El retail en Alemania está transformando la experiencia de compra para los dueños de mascotas mediante la instalación de "dog parking pads". Estos módulos tecnológicos, ubicados en las entradas de supermercados en ciudades como Berlín y Hamburgo, ofrecen un espacio climatizado y seguro que evita los riesgos de dejar animales atados a la intemperie.
Alemania registra aproximadamente 33,9 millones de mascotas en sus hogares, lo que representa al 44% de la población. Este volumen de animales ha impulsado el fenómeno de la "humanización", un mercado que alcanzó los 197.6 mil millones de dólares en 2024 a nivel global. La integración de estos animales en la rutina diaria del retail es una respuesta directa a esta tendencia de convivencia.
¿Cómo funcionan los módulos inteligentes de DogSpot?
Las cabinas, desarrolladas por la firma DogSpot, funcionan como estaciones individuales con control climático constante y ventilación automática. Para garantizar la seguridad, el acceso se gestiona exclusivamente a través de una aplicación móvil o un código digital, asegurando que solo el dueño pueda abrir la unidad. Algunos modelos incorporan cámaras que permiten monitorear al animal en tiempo real desde el smartphone mientras se realiza la compra.
El diseño de estos estacionamientos incluye paneles transparentes para que el perro mantenga contacto visual con el entorno, lo que reduce significativamente los niveles de ansiedad y estrés. Estos espacios higiénicos buscan sustituir la práctica de dejar a los animales atados en la calle, expuestos al clima o a posibles robos, integrándolos de forma segura en el ecosistema urbano.

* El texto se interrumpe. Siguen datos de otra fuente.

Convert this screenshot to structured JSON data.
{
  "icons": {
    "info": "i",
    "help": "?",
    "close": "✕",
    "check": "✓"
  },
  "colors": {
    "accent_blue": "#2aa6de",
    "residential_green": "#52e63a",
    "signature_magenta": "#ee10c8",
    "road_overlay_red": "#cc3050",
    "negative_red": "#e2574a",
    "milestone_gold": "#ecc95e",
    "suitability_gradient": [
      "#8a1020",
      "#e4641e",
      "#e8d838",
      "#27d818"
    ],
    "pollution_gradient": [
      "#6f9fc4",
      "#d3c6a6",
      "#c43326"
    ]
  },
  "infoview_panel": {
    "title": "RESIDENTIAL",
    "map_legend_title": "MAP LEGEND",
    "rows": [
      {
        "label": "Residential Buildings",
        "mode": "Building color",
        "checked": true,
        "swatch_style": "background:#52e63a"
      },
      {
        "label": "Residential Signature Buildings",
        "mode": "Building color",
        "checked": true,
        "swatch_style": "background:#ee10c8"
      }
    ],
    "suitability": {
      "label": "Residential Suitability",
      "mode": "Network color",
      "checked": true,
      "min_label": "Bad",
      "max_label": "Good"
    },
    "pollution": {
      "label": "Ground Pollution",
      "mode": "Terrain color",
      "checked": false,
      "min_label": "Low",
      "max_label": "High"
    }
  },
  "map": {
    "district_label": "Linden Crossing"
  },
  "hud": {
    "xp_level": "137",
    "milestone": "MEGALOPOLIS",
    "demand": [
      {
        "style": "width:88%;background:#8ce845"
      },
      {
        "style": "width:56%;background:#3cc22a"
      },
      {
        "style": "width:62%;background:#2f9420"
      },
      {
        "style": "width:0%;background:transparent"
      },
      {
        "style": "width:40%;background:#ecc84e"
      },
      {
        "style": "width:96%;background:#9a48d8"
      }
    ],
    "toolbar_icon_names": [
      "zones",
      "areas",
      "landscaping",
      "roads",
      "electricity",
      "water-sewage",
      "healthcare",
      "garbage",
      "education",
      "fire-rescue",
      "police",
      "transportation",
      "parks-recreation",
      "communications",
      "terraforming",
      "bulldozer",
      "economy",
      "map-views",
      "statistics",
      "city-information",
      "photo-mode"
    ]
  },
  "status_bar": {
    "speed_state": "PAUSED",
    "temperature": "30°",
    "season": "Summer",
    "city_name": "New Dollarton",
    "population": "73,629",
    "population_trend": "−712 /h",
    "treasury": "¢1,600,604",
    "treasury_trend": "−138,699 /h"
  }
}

¿Por qué es peligroso dejar mascotas en autos o en la calle?
Una de las funciones principales de este sistema es evitar que los dueños dejen a sus mascotas dentro de vehículos estacionados. Aunque en regiones como Baviera esta práctica no es estrictamente ilegal bajo condiciones climáticas moderadas y por periodos cortos, genera una fuerte controversia social. Los ciudadanos suelen intervenir llamando a la policía o incluso rompiendo ventanas ante la sospecha de riesgo por calor, lo que genera conflictos para los propietarios.
Las estaciones inteligentes ya están operativas en ciudades como Hamburgo y Berlín, donde el modelo continúa en fase de evaluación para expandirse a más cadenas de supermercados. Esta infraestructura tecnológica redefine el estándar de bienestar animal en las ciudades, permitiendo que la mascota deje de esperar fuera del establecimiento para formar parte de una nueva capa de servicio en el sector minorista.